The upcoming national census in Mexico became yet another source of conflict between the Catholic Church and the left wing, frequently anti-clerical Democratic Revolutionary Party (PRD) when an ambiguous census question regarding religious affiliation listed “Christian” as separate from “Catholic.” The question was cited by the Catholic bishops as a source of potential confusion in determining the real number of Catholics in the country.
The PRD reacted by accusing the Mexican bishops of “deliberately trying to exaggerate the number of their followers.” But according to Father Valdemar Romero, spokesman for the Archdiocese of Mexico City, “the saying that 85 percent of Mexicans are Catholic, but 99 percent of them are Guadalupanos, is only partially a joke.” “Two things are the undefeatable pillars of our country’s Catholic identity: Our Lady of Guadalupe and our martyrs,” he said.
The Mexican Catholic bishops’ concerns, therefore, are focused on the rapid progress of secularization, and not on the growth of evangelical denominations, which seem to be facing problems on their own.
Kurt Bowen, an expert on religious trends for Acadia University in Canada, recently found that in Mexico “48 percent [of evangelicals] continued to be active … [and] attended a church service at least once weekly.” The vast majority of the other 52 percent never or almost never attended services.

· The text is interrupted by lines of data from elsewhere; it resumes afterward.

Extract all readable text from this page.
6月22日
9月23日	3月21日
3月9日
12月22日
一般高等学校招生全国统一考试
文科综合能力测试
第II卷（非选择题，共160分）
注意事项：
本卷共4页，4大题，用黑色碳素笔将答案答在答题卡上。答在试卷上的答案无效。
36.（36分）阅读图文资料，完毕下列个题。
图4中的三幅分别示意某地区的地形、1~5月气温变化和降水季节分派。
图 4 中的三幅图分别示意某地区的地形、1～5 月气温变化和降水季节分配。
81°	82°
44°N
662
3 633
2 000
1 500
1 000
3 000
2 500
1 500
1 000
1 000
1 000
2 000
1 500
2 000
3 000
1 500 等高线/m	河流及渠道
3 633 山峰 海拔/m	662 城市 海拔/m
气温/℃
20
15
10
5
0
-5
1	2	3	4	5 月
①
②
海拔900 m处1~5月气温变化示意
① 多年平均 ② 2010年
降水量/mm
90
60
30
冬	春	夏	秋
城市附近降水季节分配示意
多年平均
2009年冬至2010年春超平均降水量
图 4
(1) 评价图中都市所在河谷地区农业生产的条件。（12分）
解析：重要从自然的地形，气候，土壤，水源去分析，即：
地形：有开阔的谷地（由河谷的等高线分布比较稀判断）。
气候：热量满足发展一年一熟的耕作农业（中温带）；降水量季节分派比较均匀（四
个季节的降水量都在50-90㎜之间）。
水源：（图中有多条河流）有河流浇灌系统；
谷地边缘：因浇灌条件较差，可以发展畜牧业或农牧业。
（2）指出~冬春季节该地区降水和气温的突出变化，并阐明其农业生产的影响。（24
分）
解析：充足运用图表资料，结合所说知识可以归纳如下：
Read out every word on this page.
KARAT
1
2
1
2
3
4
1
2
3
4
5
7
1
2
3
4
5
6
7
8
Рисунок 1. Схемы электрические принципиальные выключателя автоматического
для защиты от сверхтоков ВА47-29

According to Archbishop Carlos Aguiar Retes of Tlalnepanta, who is president of the Mexican Bishops’ Conference, “the problem is not only the growing religious indifference among Catholics, but the existence of an organized effort to de-Christianize Mexico.”
This effort, according to Archbishop Aguiar, has an evident expression in the legalization of abortion and same-sex marriage push in Mexico City, politically controlled by the PRD.
Nevertheless, “the disease seems to be the antidote,” said Federico Muggenburg, a Mexican political and religious analyst.
“The effort to impose legislation at odds with Mexico’s Catholic tradition and culture has sparked an energetic Catholic revival, which, among other things, has legally ‘bulletproofed’ 17 of the 31 Mexican states against abortion.”